Le projet financera directement des doctorats, des stages postdoctoraux et du personnel professionnel de recherche, soutenant un écosystème de formation bidirectionnel unique entre la France et le Canada.

L’application médicale visée illustre parfaitement le potentiel transformateur de cette technologie. Le consortium développe un système capable de détecter et compter les bactéries responsables des infections urinaires avec une sensibilité de 10⁴ bactéries/ml en moins de 10 minutes — soit la durée d’une consultation médicale. Cette rapidité pourrait révolutionner le diagnostic au point de service, permettant aux médecins d’adapter immédiatement le traitement antibiotique.

Vers un avenir durable et accessible

Le projet PROSPER incarne une vision où l’innovation technologique rime avec responsabilité sociale et environnementale. En rendant les diagnostics médicaux plus rapides, plus précis et plus accessibles, tout en réduisant l’empreinte écologique des dispositifs médicaux, cette collaboration franco-canadienne trace la voie vers une médecine de précision durable.

Bien que le projet soit encore à un stade de recherche et développement (TRL relativement bas), son potentiel de transfert industriel est évident, notamment grâce au partenaire grenoblois qui possède déjà une expertise en valorisation commerciale.
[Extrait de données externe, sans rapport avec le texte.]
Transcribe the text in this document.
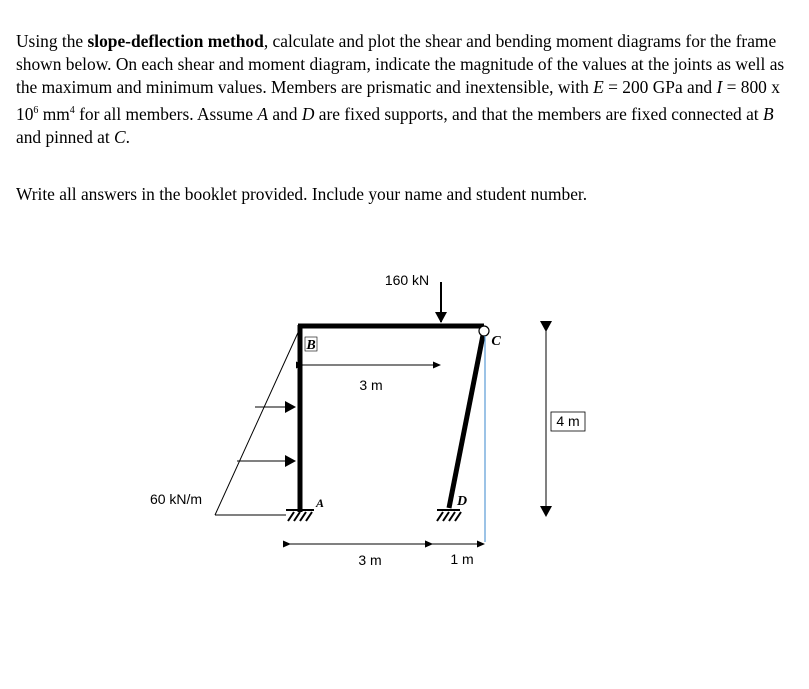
Using the slope-deflection method, calculate and plot the shear and bending moment diagrams for the frame shown below. On each shear and moment diagram, indicate the magnitude of the values at the joints as well as the maximum and minimum values. Members are prismatic and inextensible, with E = 200 GPa and I = 800 x $10^6$ $mm^4$ for all members. Assume A and D are fixed supports, and that the members are fixed connected at B and pinned at C.

Write all answers in the booklet provided. Include your name and student number.

160 kN
3 m
3 m	1 m
4 m
60 kN/m
B	C
A	D
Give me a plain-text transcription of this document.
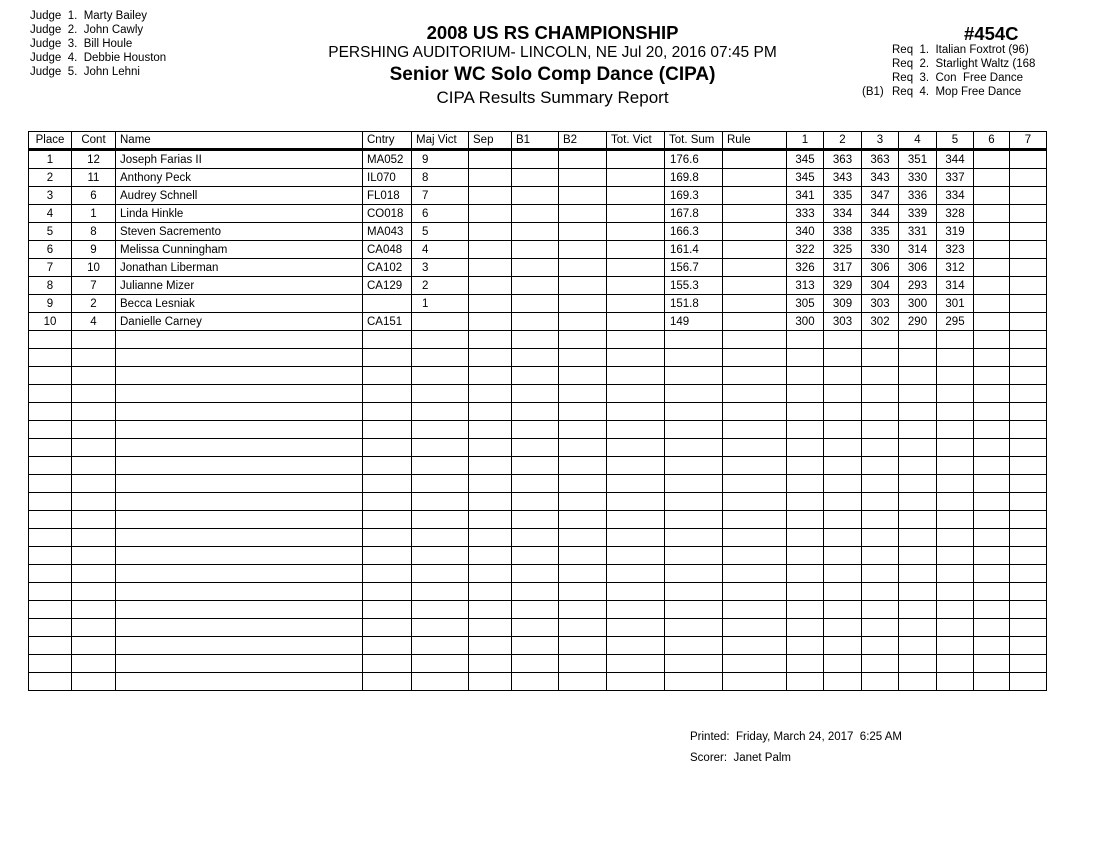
Judge  1.  Marty Bailey
Judge  2.  John Cawly
Judge  3.  Bill Houle
Judge  4.  Debbie Houston
Judge  5.  John Lehni
2008 US RS CHAMPIONSHIP
PERSHING AUDITORIUM- LINCOLN, NE Jul 20, 2016 07:45 PM
Senior WC Solo Comp Dance (CIPA)
CIPA Results Summary Report
#454C
Req  1.  Italian Foxtrot (96)
Req  2.  Starlight Waltz (168
Req  3.  Con  Free Dance
(B1) Req  4.  Mop Free Dance
Place	Cont	Name	Cntry	Maj Vict	Sep	B1	B2	Tot. Vict	Tot. Sum	Rule	1	2	3	4	5	6	7
1	12	Joseph Farias II	MA052	9					176.6		345	363	363	351	344		
2	11	Anthony Peck	IL070	8					169.8		345	343	343	330	337		
3	6	Audrey Schnell	FL018	7					169.3		341	335	347	336	334		
4	1	Linda Hinkle	CO018	6					167.8		333	334	344	339	328		
5	8	Steven Sacremento	MA043	5					166.3		340	338	335	331	319		
6	9	Melissa Cunningham	CA048	4					161.4		322	325	330	314	323		
7	10	Jonathan Liberman	CA102	3					156.7		326	317	306	306	312		
8	7	Julianne Mizer	CA129	2					155.3		313	329	304	293	314		
9	2	Becca Lesniak		1					151.8		305	309	303	300	301		
10	4	Danielle Carney	CA151						149		300	303	302	290	295		

Printed:  Friday, March 24, 2017  6:25 AM
Scorer:  Janet Palm
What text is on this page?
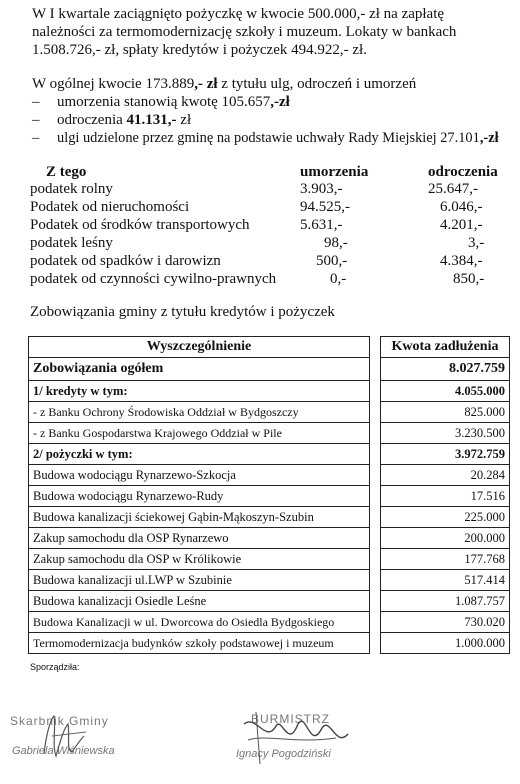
W I kwartale zaciągnięto pożyczkę w kwocie 500.000,- zł na zapłatę
należności za termomodernizację szkoły i muzeum. Lokaty w bankach
1.508.726,- zł, spłaty kredytów i pożyczek 494.922,- zł.
W ogólnej kwocie 173.889,- zł z tytułu ulg, odroczeń i umorzeń
– umorzenia stanowią kwotę 105.657,-zł
– odroczenia 41.131,- zł
– ulgi udzielone przez gminę na podstawie uchwały Rady Miejskiej 27.101,-zł
Z tego	umorzenia	odroczenia
podatek rolny	3.903,-	25.647,-
Podatek od nieruchomości	94.525,-	6.046,-
Podatek od środków transportowych	5.631,-	4.201,-
podatek leśny	98,-	3,-
podatek od spadków i darowizn	500,-	4.384,-
podatek od czynności cywilno-prawnych	0,-	850,-
Zobowiązania gminy z tytułu kredytów i pożyczek
Wyszczególnienie		Kwota zadłużenia
Zobowiązania ogółem		8.027.759
1/ kredyty w tym:		4.055.000
- z Banku Ochrony Środowiska Oddział w Bydgoszczy		825.000
- z Banku Gospodarstwa Krajowego Oddział w Pile		3.230.500
2/ pożyczki w tym:		3.972.759
Budowa wodociągu Rynarzewo-Szkocja		20.284
Budowa wodociągu Rynarzewo-Rudy		17.516
Budowa kanalizacji ściekowej Gąbin-Mąkoszyn-Szubin		225.000
Zakup samochodu dla OSP Rynarzewo		200.000
Zakup samochodu dla OSP w Królikowie		177.768
Budowa kanalizacji ul.LWP w Szubinie		517.414
Budowa kanalizacji Osiedle Leśne		1.087.757
Budowa Kanalizacji w ul. Dworcowa do Osiedla Bydgoskiego		730.020
Termomodernizacja budynków szkoły podstawowej i muzeum		1.000.000
Sporządziła:
Skarbnik Gminy
Gabriela Wiśniewska
BURMISTRZ
Ignacy Pogodziński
Les innovations développées pourraient s’étendre bien au-delà du diagnostic médical, trouvant des applications dans la détection de polluants environnementaux (liquides ou gazeux) ou le contrôle de qualité alimentaire.

Cette réussite démontre que l’excellence scientifique émerge souvent de la redécouverte et de la réinvention de concepts délaissés. Grâce à la convergence des avancées en nanofabrication, de l’expertise internationale et d’un financement visionnaire, une technologie « oubliée » devient aujourd’hui la promesse d’une avancée importante dans les diagnostics médicaux de demain.

Le projet initial PROSPER (Prism-free pOrtable SPR imaging SEnsoR) est financé par l’Agence Nationale de la Recherche (ANR) française auquel le Conseil de recherches en sciences naturelles et en génie du Canada (CRSNG) apporte un complément dans le cadre du programme Alliance. Il implique le Laboratoire Nanotechnologies et Nanosystèmes (LN2) (CNRS, Université Sherbrooke, INSA Lyon, Centrale Lyon et Université Grenoble-Alpes), l’Institut Interdisciplinaire d’Innovation Technologique (3iT) de l’Université de Sherbrooke, le Laboratoire Charles Fabry (CNRS-Université Paris-Saclay-Institut d’Optique Graduate School) et le laboratoire SyMMES (CEA, CNRS et Université Grenoble Alpes).